While the two votes might be formalities, it will be two more years before the Passenger Name Record Directive takes effect

A system for tracking European air passengers is just two votes -- and two years -- away from implementation, after national governments agreed Friday to a text proposed by the European Parliament.

But even if the text is ratified promptly, EU rules mean it won't take effect for another two years.

There's no plan to create a single, central database about passengers flying into and out of the European Union. Rather, each member state will set up its own passenger information unit to gather data from airlines using its airports. Airlines will have to hand over data about those on flights entering or leaving the EU, and countries may choose to collect data on intra-EU flights too.

The goal of the legislation, the Passenger Name Record (PNR) Directive, is to detect, prevent and investigate terrorist offenses and serious crime. EU legislators have become more impatient to reach a deal following the recent attacks in Paris, although none of those behind the attacks flew to the city.

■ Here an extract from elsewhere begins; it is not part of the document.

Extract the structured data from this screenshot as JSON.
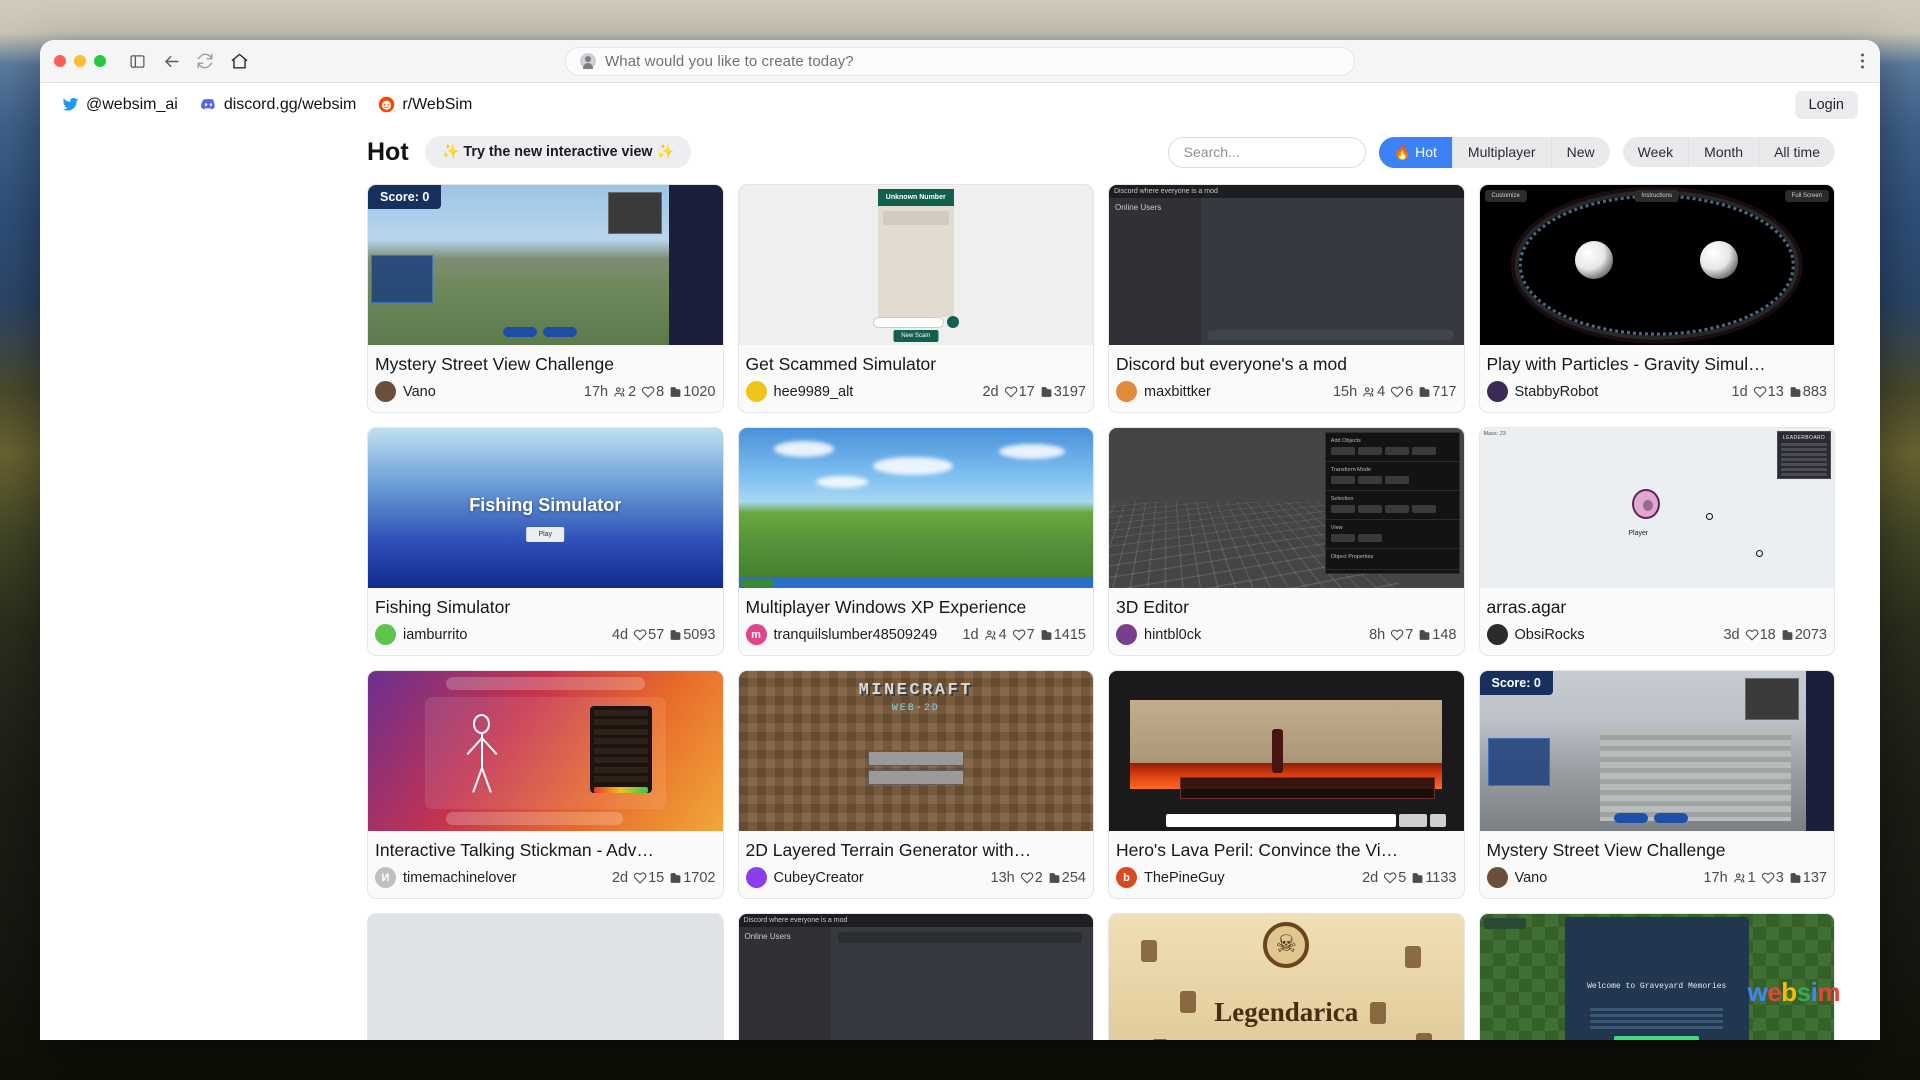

The compromise reached Friday between national ministers and the parliament's Civil Liberties, Justice and Home Affairs Committee (LIBE) sets out the ways in which the data can be used, such as for determining the risk presented by passengers before their arrival, and the length of time it can be stored.

Records of passengers' names, travel dates, itineraries, ticket information, contact details, booking agents, means of payment, seat numbers and baggage information will be stored for six months, after which the names of the passenger and any others travelling on the same reservation will be masked out, with the remaining data stored for another four-and-a-half years.

Police already use such information in their investigations, but procedures differ from country to country. Legislators want to harmonize those rules across Europe.

LIBE committee member and author of the compromise text, Timothy Kirkhope, said he preferred to see a single system that included privacy protection, rather than the existing patchwork of rules. "The choice is not between an EU PNR system and no EU PNR system, it is between an EU PNR system and 28 national PNR systems that will have vastly differing, or absent, standards for protecting passenger data," he said Friday.

The committee will vote to formally accept the compromise text he proposed on Dec. 10, and then submit it to Parliament for a final vote early next year.

But the rules won't take effect overnight: EU directives are not laws in themselves, but instructions to the national government to pass their own laws having the same effect. They have two years to do so.